Certainly we still have a great deal to be grateful for: prosperity, physical comfort, and (in a purely private sense) freedom. But those things hardly seem sufficient at a time in which Leftist indoctrination is compulsory in school, workplace and all public life. In America a man can read and say what he wants at home and among friends. However, if he says publicly anything seriously at odds with “inclusiveness”—that immigration or homosexuality is a problem, that racial differences do have consequences—he’ll discover how many ways there are of shutting someone up in a society as interdependent as our own. What he says will become much less public as opportunities for making his views known shut down. He’s likely to have career problems, if he holds any but the most technical of positions. And in Europe he may find himself in jail.

Further, how long will present freedoms last now that we’ve adopted a social ideal that requires thought control and abolishes the open public discussion and personal independence that hold rulers to account? Certainly our current ideals are not things we should conserve. Right-wingers sometimes worry that the future will bring a horrible Leftist utopia, like Brave New World only more perverse sexually. It’s more likely though that the future will be simply stupid and brutal. Utopia is impossible, and forbidding thought doesn’t make it less so. Social order requires particular loyalties, concrete ideals of conduct, and willingness to sacrifice one’s own interests. Abolish those things in the name of the universal right of self-realization, and the result may be very bad but it won’t be the horrifying perfection of a Leftist utopia.
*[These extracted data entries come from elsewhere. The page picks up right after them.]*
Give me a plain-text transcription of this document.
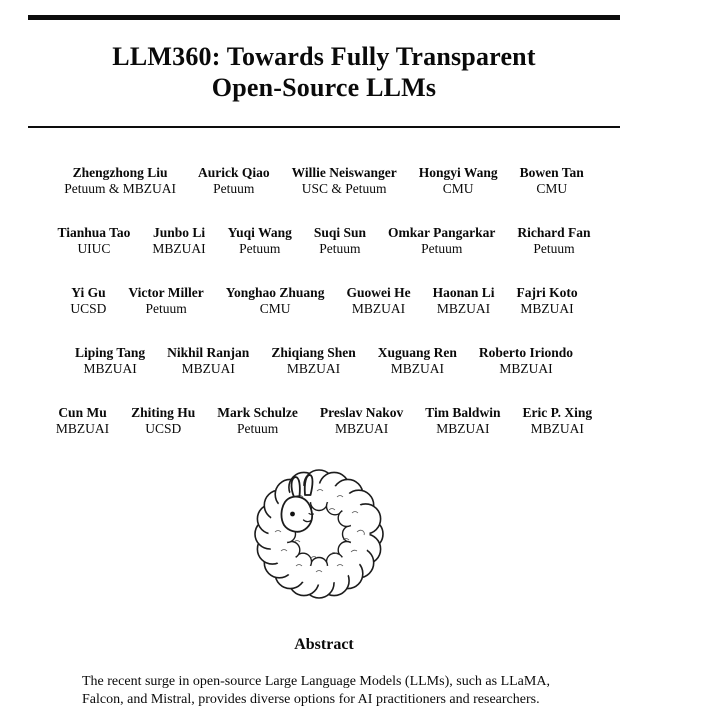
LLM360: Towards Fully Transparent
Open-Source LLMs
Zhengzhong Liu
Petuum & MBZUAI
Aurick Qiao
Petuum
Willie Neiswanger
USC & Petuum
Hongyi Wang
CMU
Bowen Tan
CMU
Tianhua Tao
UIUC
Junbo Li
MBZUAI
Yuqi Wang
Petuum
Suqi Sun
Petuum
Omkar Pangarkar
Petuum
Richard Fan
Petuum
Yi Gu
UCSD
Victor Miller
Petuum
Yonghao Zhuang
CMU
Guowei He
MBZUAI
Haonan Li
MBZUAI
Fajri Koto
MBZUAI
Liping Tang
MBZUAI
Nikhil Ranjan
MBZUAI
Zhiqiang Shen
MBZUAI
Xuguang Ren
MBZUAI
Roberto Iriondo
MBZUAI
Cun Mu
MBZUAI
Zhiting Hu
UCSD
Mark Schulze
Petuum
Preslav Nakov
MBZUAI
Tim Baldwin
MBZUAI
Eric P. Xing
MBZUAI
Abstract
The recent surge in open-source Large Language Models (LLMs), such as LLaMA,
Falcon, and Mistral, provides diverse options for AI practitioners and researchers.
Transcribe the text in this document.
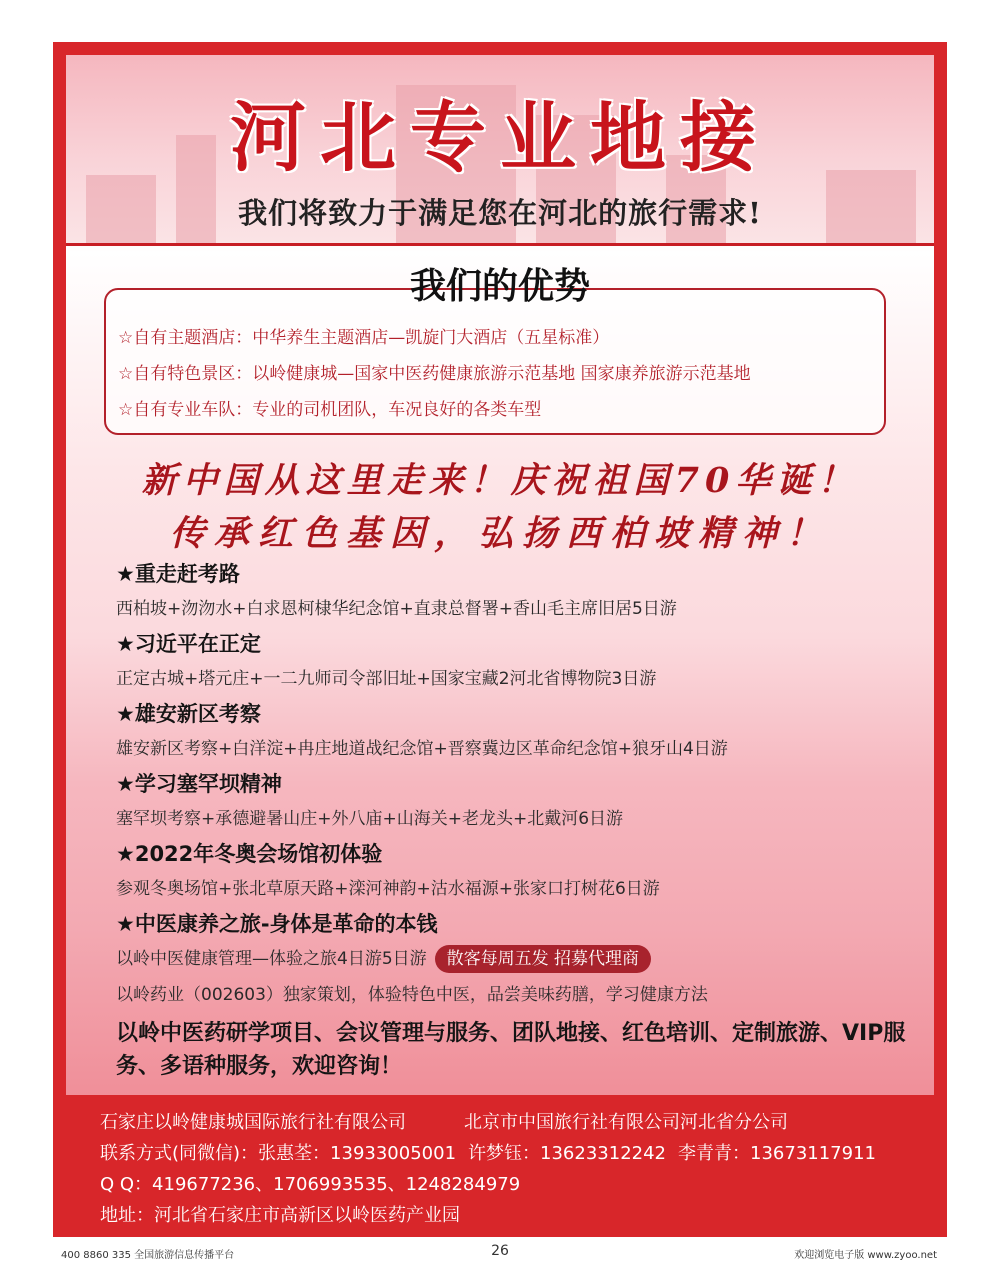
河北专业地接
我们将致力于满足您在河北的旅行需求!
我们的优势
☆自有主题酒店：中华养生主题酒店—凯旋门大酒店（五星标准）
☆自有特色景区：以岭健康城—国家中医药健康旅游示范基地 国家康养旅游示范基地
☆自有专业车队：专业的司机团队，车况良好的各类车型
新中国从这里走来！庆祝祖国70华诞！
传承红色基因，弘扬西柏坡精神！
★重走赶考路
西柏坡+沕沕水+白求恩柯棣华纪念馆+直隶总督署+香山毛主席旧居5日游
★习近平在正定
正定古城+塔元庄+一二九师司令部旧址+国家宝藏2河北省博物院3日游
★雄安新区考察
雄安新区考察+白洋淀+冉庄地道战纪念馆+晋察冀边区革命纪念馆+狼牙山4日游
★学习塞罕坝精神
塞罕坝考察+承德避暑山庄+外八庙+山海关+老龙头+北戴河6日游
★2022年冬奥会场馆初体验
参观冬奥场馆+张北草原天路+滦河神韵+沽水福源+张家口打树花6日游
★中医康养之旅-身体是革命的本钱
以岭中医健康管理—体验之旅4日游5日游 散客每周五发 招募代理商
以岭药业（002603）独家策划，体验特色中医，品尝美味药膳，学习健康方法
以岭中医药研学项目、会议管理与服务、团队地接、红色培训、定制旅游、VIP服务、多语种服务，欢迎咨询！
石家庄以岭健康城国际旅行社有限公司	北京市中国旅行社有限公司河北省分公司
联系方式(同微信)：张惠荃：13933005001 许梦钰：13623312242 李青青：13673117911
Q Q：419677236、1706993535、1248284979
地址：河北省石家庄市高新区以岭医药产业园
400 8860 335 全国旅游信息传播平台	26	欢迎浏览电子版 www.zyoo.net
So things seem bad, but not utterly impossible. There is always something to work with and for. What do we do though? Here are some approaches people have suggested:

  1. Mainstream conservatism takes the existing life of society as a standard, resolving conflicts when possible in favor of traditional ways. It’s not an approach that can work once the Left has won decisively, and standards that in principle reject tradition (like inclusiveness and self-realization) are treated as ultimate by all respectable authority. That’s where we are now.
  2. Libertarianism at its best (that is, most traditionalist) observes that tyranny requires government to enforce it. In the absence of government, people rely not only on the market but on traditional arrangements like family, ethnicity and religion to order life and provide security. Therefore, libertarians say, the best way to let human life develop in accordance with its own principles rather than those imposed by the Left is to do away with the state as much as possible. The problem, though, is that the ultimate standard for libertarians is freedom—which as an ultimate standard can only mean the untrammelled self-defining human will—and that standard is likely to determine the strategy, alliances, and practical effect of the movement.
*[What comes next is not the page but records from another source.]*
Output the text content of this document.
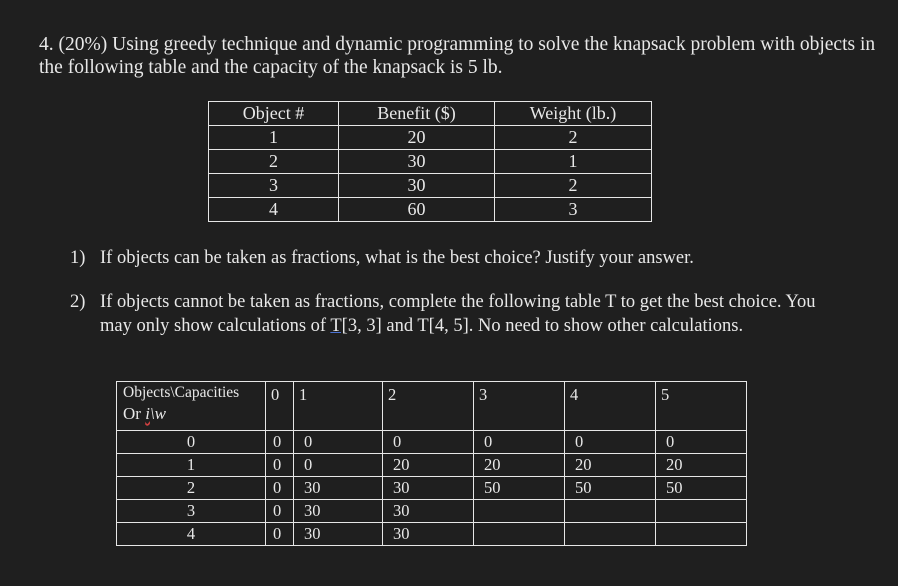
4. (20%) Using greedy technique and dynamic programming to solve the knapsack problem with objects in the following table and the capacity of the knapsack is 5 lb.

Object #	Benefit ($)	Weight (lb.)
1	20	2
2	30	1
3	30	2
4	60	3
1) If objects can be taken as fractions, what is the best choice? Justify your answer.
2) If objects cannot be taken as fractions, complete the following table T to get the best choice. You may only show calculations of T[3, 3] and T[4, 5]. No need to show other calculations.
Objects\Capacities
Or i\w	0	1	2	3	4	5
0	0	0	0	0	0	0
1	0	0	20	20	20	20
2	0	30	30	50	50	50
3	0	30	30			
4	0	30	30			
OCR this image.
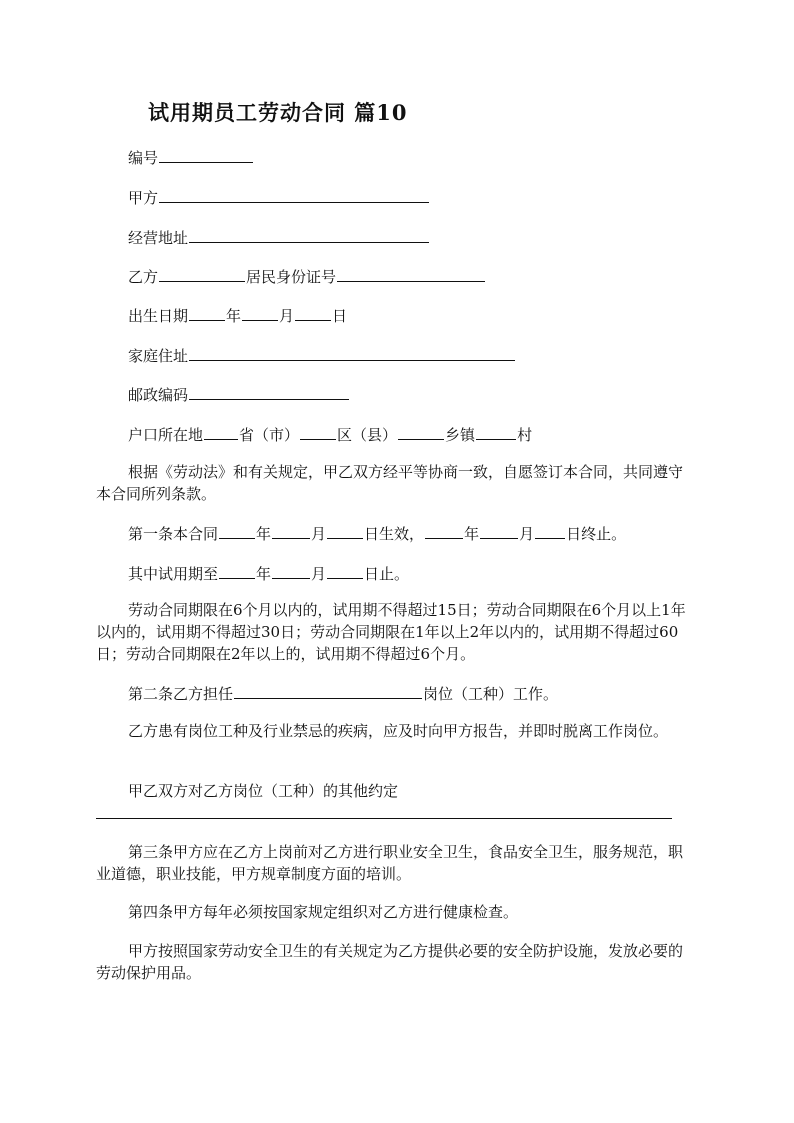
试用期员工劳动合同 篇10
编号
甲方
经营地址
乙方	居民身份证号
出生日期	年	月	日
家庭住址
邮政编码
户口所在地 省（市）	区（县）	乡镇	村
根据《劳动法》和有关规定，甲乙双方经平等协商一致，自愿签订本合同，共同遵守本合同所列条款。
第一条本合同	年	月	日生效，	年	月 日终止。
其中试用期至	年	月	日止。
劳动合同期限在6个月以内的，试用期不得超过15日；劳动合同期限在6个月以上1年以内的，试用期不得超过30日；劳动合同期限在1年以上2年以内的，试用期不得超过60日；劳动合同期限在2年以上的，试用期不得超过6个月。
第二条乙方担任	岗位（工种）工作。
乙方患有岗位工种及行业禁忌的疾病，应及时向甲方报告，并即时脱离工作岗位。
甲乙双方对乙方岗位（工种）的其他约定
第三条甲方应在乙方上岗前对乙方进行职业安全卫生，食品安全卫生，服务规范，职业道德，职业技能，甲方规章制度方面的培训。
第四条甲方每年必须按国家规定组织对乙方进行健康检查。
甲方按照国家劳动安全卫生的有关规定为乙方提供必要的安全防护设施，发放必要的劳动保护用品。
  3. Withdrawal. Public life in the West is intolerable today. On the other hand people can do what they want in private. So instead of watching the Viagra ads on the evening news and sending your kids to be indoctrinated at school why not drop out and live as you choose? This approach has much to recommend it. It’s not equally possible for everyone, however, because of personal complications or because it requires the support of a community—most likely a religious one—and not everyone belongs to such a community or could join in good faith. A further difficulty is that withdrawal from public life can mean loss of influence, and that could be dangerous in a world in which giving children a traditional upbringing might at some point be declared a form of child abuse justifying state intervention.
  4. Restoration of the traditions of America and Christendom. That’s the obvious goal for conservatives if neither “what is” nor “as you wish” are taken as standards. The way forward to restoration is, however, unclear. At present it must exist largely as a movement of personal or at most marginal local reform, and as an intellectual movement that aims to clarify what a rebirth of Christendom and of America would be.
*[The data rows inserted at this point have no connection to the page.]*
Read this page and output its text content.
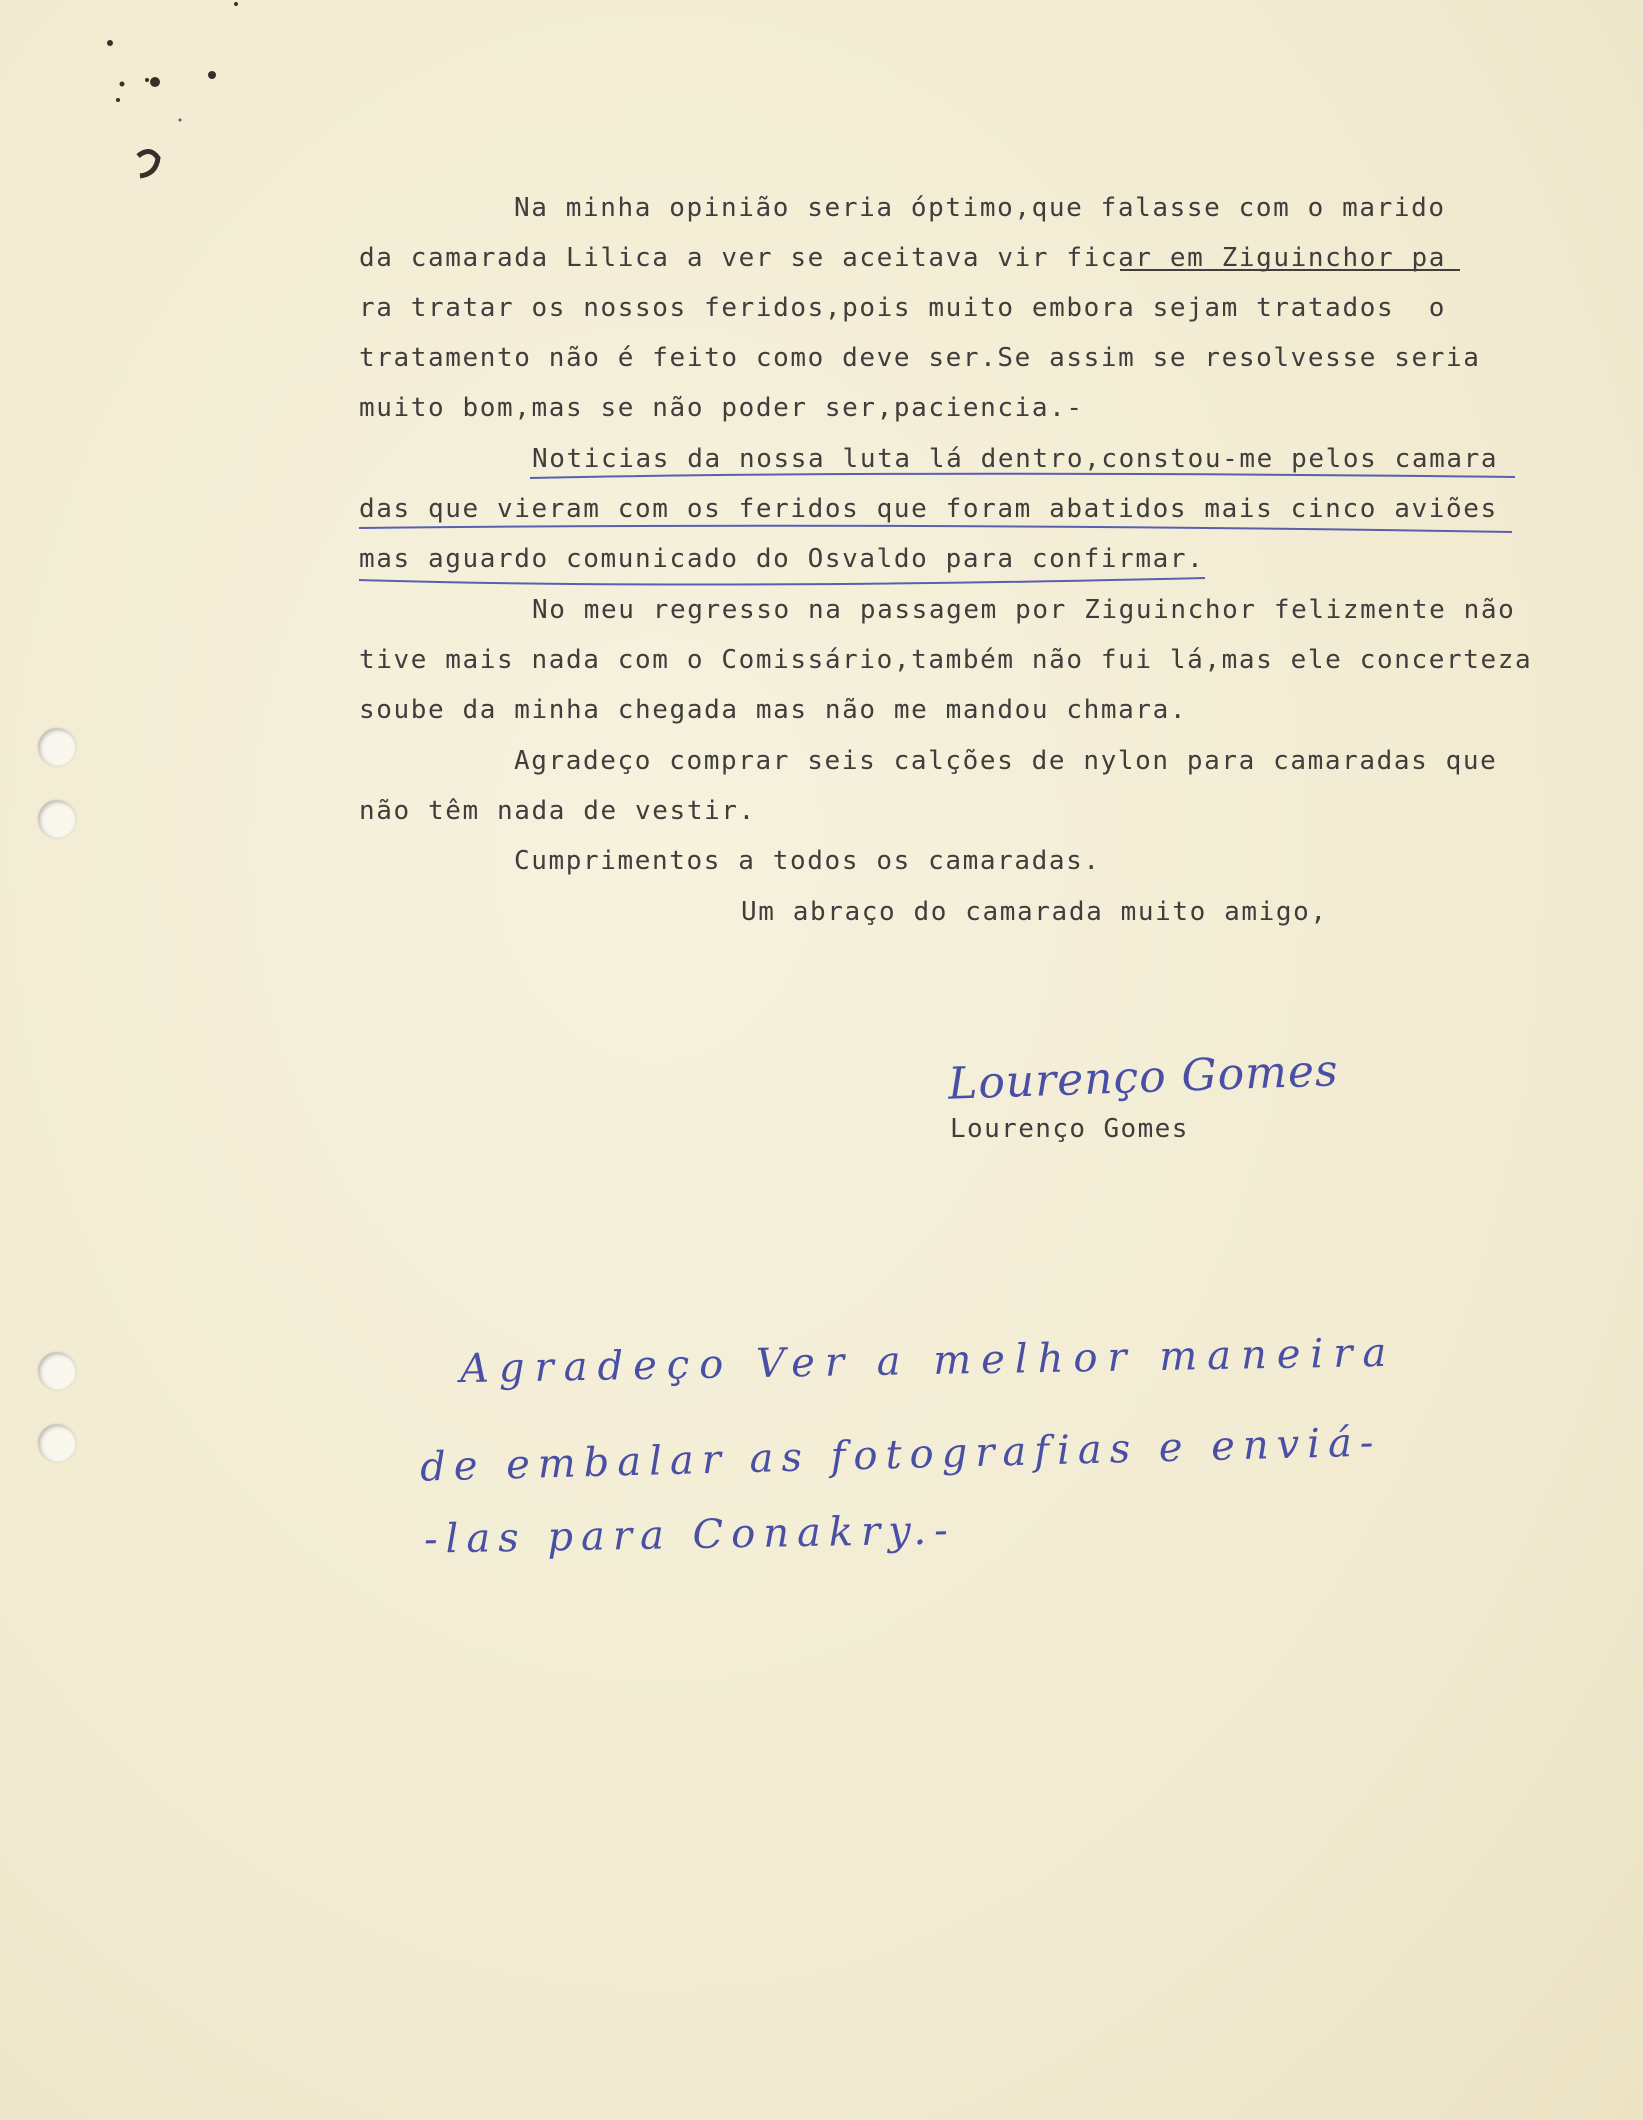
Na minha opinião seria óptimo,que falasse com o marido
da camarada Lilica a ver se aceitava vir ficar em Ziguinchor pa
ra tratar os nossos feridos,pois muito embora sejam tratados  o
tratamento não é feito como deve ser.Se assim se resolvesse seria
muito bom,mas se não poder ser,paciencia.-
Noticias da nossa luta lá dentro,constou-me pelos camara
das que vieram com os feridos que foram abatidos mais cinco aviões
mas aguardo comunicado do Osvaldo para confirmar.
No meu regresso na passagem por Ziguinchor felizmente não
tive mais nada com o Comissário,também não fui lá,mas ele concerteza
soube da minha chegada mas não me mandou chmara.
Agradeço comprar seis calções de nylon para camaradas que
não têm nada de vestir.
Cumprimentos a todos os camaradas.
Um abraço do camarada muito amigo,
Lourenço Gomes
Lourenço Gomes
Agradeço Ver a melhor maneira
de embalar as fotografias e enviá-
-las para Conakry.-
So what is the conclusion? As usual, a little eclecticism seems in order. If the principles that are publicly all-but-compulsory are radically wrong, alternative principles are needed, and Christendom and the traditional American regime can provide them. The alternative must be based on something actual, however, which requires disassociation from the existing way of life. Some degree of withdrawal is therefore necessary. That will require limitation of state power, so libertarianism is also needed. And it will require sensitivity to the seeds and remnants of a better way of life in what we have now, so mainstream conservatism, perhaps in a more self-aware form, has a necessary role as well. Each can contribute. Let a thousand flowers bloom!